Im Moment gibt es keine Liste, die von allen Institutionen anerkannt wird und aus diesem Grund will ein internationales Forscher*innenteam jetzt eine Inventarliste aller auf der Erde lebender Arten erstellen.
Von Säugetieren über Pflanzen bis hin zu Mikroben
Die Forscher*innen haben zehn Prinzipien vorgeschlagen, um eine Liste mit allen Lebewesen der Erde zu erstellen und zu verwalten. Der Plan ist es, eng mit dem Catalogue of Life zusammenarbeiten und diesen zu modifizieren.Für den Artenschutz ist es extrem wichtig, eine einheitliche Liste zu haben. Denn ob ein Lebewesen zum Beispiel als eigene Unterart anerkannt wird oder nicht, kann rechtlich einen großen Unterschied machen.

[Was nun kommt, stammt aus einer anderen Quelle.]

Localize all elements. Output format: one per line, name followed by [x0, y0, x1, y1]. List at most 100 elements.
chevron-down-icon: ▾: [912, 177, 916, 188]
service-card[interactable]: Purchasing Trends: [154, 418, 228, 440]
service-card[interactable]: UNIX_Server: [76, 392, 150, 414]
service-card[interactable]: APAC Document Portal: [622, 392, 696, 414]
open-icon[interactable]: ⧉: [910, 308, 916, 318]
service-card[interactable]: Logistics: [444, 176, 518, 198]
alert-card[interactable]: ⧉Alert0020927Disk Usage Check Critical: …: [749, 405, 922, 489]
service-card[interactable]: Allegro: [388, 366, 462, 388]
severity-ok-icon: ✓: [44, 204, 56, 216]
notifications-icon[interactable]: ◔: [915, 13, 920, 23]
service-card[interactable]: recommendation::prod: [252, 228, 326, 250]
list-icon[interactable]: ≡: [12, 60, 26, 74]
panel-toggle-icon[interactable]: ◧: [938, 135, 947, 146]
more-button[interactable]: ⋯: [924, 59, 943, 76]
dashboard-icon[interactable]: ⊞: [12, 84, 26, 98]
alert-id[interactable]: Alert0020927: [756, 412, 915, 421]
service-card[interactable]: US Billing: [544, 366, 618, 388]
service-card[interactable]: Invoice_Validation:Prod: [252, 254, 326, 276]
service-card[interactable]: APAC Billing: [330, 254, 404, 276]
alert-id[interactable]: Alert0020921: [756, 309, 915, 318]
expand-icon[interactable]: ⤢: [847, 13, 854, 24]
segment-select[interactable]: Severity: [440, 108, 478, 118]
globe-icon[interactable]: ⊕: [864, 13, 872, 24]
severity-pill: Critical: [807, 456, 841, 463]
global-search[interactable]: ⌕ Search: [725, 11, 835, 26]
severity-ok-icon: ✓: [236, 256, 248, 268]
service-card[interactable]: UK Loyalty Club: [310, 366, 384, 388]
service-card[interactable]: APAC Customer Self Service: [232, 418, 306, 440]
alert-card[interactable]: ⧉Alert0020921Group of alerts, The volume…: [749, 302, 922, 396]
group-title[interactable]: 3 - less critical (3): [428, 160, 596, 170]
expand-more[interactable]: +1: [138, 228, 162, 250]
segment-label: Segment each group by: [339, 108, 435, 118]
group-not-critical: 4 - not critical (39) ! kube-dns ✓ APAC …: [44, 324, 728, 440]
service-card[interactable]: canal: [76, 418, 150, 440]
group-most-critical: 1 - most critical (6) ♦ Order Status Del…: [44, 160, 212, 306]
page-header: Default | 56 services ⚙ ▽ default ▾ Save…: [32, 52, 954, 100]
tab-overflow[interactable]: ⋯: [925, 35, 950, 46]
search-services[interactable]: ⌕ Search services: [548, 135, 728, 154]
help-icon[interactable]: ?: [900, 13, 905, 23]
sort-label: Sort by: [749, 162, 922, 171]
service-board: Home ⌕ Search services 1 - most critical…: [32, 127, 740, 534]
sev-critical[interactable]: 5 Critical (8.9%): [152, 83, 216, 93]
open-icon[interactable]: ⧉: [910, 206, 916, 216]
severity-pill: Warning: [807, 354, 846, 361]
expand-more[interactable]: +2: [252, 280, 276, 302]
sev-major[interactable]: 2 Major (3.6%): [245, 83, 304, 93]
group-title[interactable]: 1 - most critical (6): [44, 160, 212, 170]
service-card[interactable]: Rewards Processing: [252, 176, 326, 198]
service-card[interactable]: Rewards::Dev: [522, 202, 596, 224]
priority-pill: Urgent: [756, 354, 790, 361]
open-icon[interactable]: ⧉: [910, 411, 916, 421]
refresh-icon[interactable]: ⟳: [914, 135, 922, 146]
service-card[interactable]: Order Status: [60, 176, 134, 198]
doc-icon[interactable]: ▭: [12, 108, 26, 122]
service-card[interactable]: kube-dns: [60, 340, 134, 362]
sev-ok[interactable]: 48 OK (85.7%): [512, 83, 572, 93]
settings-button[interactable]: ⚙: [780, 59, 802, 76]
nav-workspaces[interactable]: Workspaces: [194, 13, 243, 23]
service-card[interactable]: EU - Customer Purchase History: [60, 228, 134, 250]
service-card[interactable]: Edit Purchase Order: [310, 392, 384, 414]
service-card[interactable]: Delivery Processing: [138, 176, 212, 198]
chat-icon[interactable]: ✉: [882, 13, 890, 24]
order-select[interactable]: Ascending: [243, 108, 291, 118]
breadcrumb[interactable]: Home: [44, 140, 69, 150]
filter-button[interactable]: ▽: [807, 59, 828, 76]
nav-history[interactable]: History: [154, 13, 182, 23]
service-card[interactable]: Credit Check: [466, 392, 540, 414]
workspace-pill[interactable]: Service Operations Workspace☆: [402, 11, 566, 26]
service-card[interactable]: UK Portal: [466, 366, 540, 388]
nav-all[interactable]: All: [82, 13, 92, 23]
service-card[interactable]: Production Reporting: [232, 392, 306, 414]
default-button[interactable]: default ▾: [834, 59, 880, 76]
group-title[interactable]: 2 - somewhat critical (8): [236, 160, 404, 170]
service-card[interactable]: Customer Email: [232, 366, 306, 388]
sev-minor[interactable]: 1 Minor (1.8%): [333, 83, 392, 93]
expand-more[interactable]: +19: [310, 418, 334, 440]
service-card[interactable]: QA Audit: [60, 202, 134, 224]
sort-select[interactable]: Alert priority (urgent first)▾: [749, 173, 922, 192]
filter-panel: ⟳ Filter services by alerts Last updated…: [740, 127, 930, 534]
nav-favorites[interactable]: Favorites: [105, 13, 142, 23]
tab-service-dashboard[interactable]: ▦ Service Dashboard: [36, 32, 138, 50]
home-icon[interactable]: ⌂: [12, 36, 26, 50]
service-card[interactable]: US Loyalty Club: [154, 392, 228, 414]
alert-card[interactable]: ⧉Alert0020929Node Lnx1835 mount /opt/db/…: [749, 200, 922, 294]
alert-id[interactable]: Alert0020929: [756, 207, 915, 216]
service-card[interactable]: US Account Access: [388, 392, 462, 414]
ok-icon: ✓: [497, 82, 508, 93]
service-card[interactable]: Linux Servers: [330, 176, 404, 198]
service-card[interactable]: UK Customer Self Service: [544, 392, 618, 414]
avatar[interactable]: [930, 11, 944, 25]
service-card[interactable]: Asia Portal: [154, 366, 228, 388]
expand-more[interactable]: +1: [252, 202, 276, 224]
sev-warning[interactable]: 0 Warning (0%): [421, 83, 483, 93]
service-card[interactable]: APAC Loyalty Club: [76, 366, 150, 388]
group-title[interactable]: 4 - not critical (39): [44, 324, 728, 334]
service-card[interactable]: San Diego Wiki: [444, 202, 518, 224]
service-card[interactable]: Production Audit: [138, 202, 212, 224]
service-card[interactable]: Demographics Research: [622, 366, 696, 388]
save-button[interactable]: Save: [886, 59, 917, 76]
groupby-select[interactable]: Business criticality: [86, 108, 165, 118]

Das Beispiel des Mückenfängers
Der Mückenfänger ist ein kleiner Vogel, der unter anderem in Kalifornien in einer isolierten und bedrohten Population lebt. Einige Taxonomen sehen den Mückenfänger, der an der Westküste der USA lebt, als eigene Unterart. Das würde bedeuten, dass dieser nach dem US Endangered Species Act geschützt werden muss. Und dementsprechend müsste auch sein Lebensraum unangetastet bleiben.
Wird der Kalifornien-Mückenfänger aber nicht als eigene, bedrohte Unterart des Mückenfängers anerkannt, muss sein Habitat auch nicht geschützt werden. Das zeigt, dass eine einheitliche Liste helfen kann, rechtliche Fragen zu klären und damit Arten zu schützen.
Natürlich kann diese Liste das Artensterben nicht einfach aufhalten
Aber zumindest deutlich abbremsen. Regierungen und Organisationen sind beim Natur- und Artenschutz auf wissenschaftlich fundierte und allgemein anerkannte Listen angewiesen. Außerdem behindert das Fehlen einer solchen Liste auch das weitere Erforschen der Artenvielfalt und deren Schutz.Denn Lebewesen, die nicht bekannt sind, können eben auch nicht geschützt werden.